CHAPITRE V
Visite à l’île
LE LENDEMAIN, tante Cécile prépara un repas froid. Elle avait projeté d’accompagner les enfants jusqu’à une petite crique des environs où ils auraient la possibilité de se baigner et de patauger à loisir. Le temps s’annonçait splendide et le programme de la journée était agréable. Malgré tout, dans le secret de leur cœur, François, Mick et Annie auraient bien préféré aller visiter l’île de Claude. Cela leur aurait fait mille fois plus de plaisir.
De son côté, Claude n’était pas tellement enthousiasmé par ce pique-nique : non qu’elle détestât cette sorte de distraction, mais parce que la présence de sa mère l’empêchait d’emmener Dagobert. Et une journée entière sans le cher Dago lui semblait comme un jour sans soleil. « Pas de chance ! murmura François qui devinait la pensée de sa cousine. Mais je n’arrive pas à comprendre pourquoi tu ne dis pas à ta mère que tu as gardé Dagobert. Je suis sûr qu’elle ne verrait aucun inconvénient à ce que tu l’aies mis en pension chez Jean-Jacques. Maman, à la place de tante Cécile, n’y trouverait rien à redire.

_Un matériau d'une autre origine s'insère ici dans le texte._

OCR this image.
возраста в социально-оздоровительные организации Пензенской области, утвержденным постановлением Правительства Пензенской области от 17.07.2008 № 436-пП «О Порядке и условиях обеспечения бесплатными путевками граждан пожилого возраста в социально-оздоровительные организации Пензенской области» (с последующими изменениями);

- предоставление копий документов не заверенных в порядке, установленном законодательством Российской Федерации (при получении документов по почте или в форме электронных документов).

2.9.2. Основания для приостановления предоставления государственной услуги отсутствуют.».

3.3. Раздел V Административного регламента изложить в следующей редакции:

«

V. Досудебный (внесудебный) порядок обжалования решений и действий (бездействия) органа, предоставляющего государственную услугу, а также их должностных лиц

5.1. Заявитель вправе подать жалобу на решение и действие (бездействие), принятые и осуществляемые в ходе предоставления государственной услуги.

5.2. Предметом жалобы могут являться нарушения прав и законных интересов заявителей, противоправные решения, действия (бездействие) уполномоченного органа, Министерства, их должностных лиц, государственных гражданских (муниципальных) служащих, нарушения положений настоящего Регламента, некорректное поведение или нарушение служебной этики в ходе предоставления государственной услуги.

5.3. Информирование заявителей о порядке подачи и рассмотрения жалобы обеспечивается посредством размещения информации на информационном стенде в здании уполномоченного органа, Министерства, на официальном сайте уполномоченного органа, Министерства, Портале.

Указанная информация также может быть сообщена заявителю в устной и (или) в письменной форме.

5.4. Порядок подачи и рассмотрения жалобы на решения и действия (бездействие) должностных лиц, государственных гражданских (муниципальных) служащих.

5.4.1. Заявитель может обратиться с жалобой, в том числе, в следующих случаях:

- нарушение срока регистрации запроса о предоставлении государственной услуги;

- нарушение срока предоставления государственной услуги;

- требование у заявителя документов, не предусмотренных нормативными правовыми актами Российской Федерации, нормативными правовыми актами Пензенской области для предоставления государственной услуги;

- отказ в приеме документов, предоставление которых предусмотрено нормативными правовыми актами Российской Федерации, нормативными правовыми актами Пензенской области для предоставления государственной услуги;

— Je veux que personne ne connaisse le secret de Dagobert… que vous autres ! déclara Claude avec fermeté. À la maison, vois-tu, j’ai tout le temps des ennuis. Je ne prétends pas qu’il n’y ait pas de ma faute, mais c’est bien fatigant. Papa est très irritable. Il ne vend pas très bien les livres scientifiques qu’il écrit et il ne peut nous gâter comme il le voudrait, maman et moi. Tout ça n’arrange pas son caractère. Par exemple, il voudrait m’envoyer dans une bonne pension, mais il n’en a pas les moyens, Moi, ça m’arrange. Je n’ai nulle envie d’aller en pension. Je préfère rester ici. De la sorte, je ne suis pas obligée de me séparer de mon cher Dago… Au fait, qu’est-ce que je disais ?… Ah ! oui ; que papa se mettait facilement en colère et me punissait souvent. Eh bien, s’il savait que je possède Dagobert, il aurait plus de facilité encore pour me punir.
— Pourquoi n’aimerais-tu pas aller en pension ? demanda Annie. François, Mick et moi sommes tous trois pensionnaires et cela ne nous ennuie pas du tout.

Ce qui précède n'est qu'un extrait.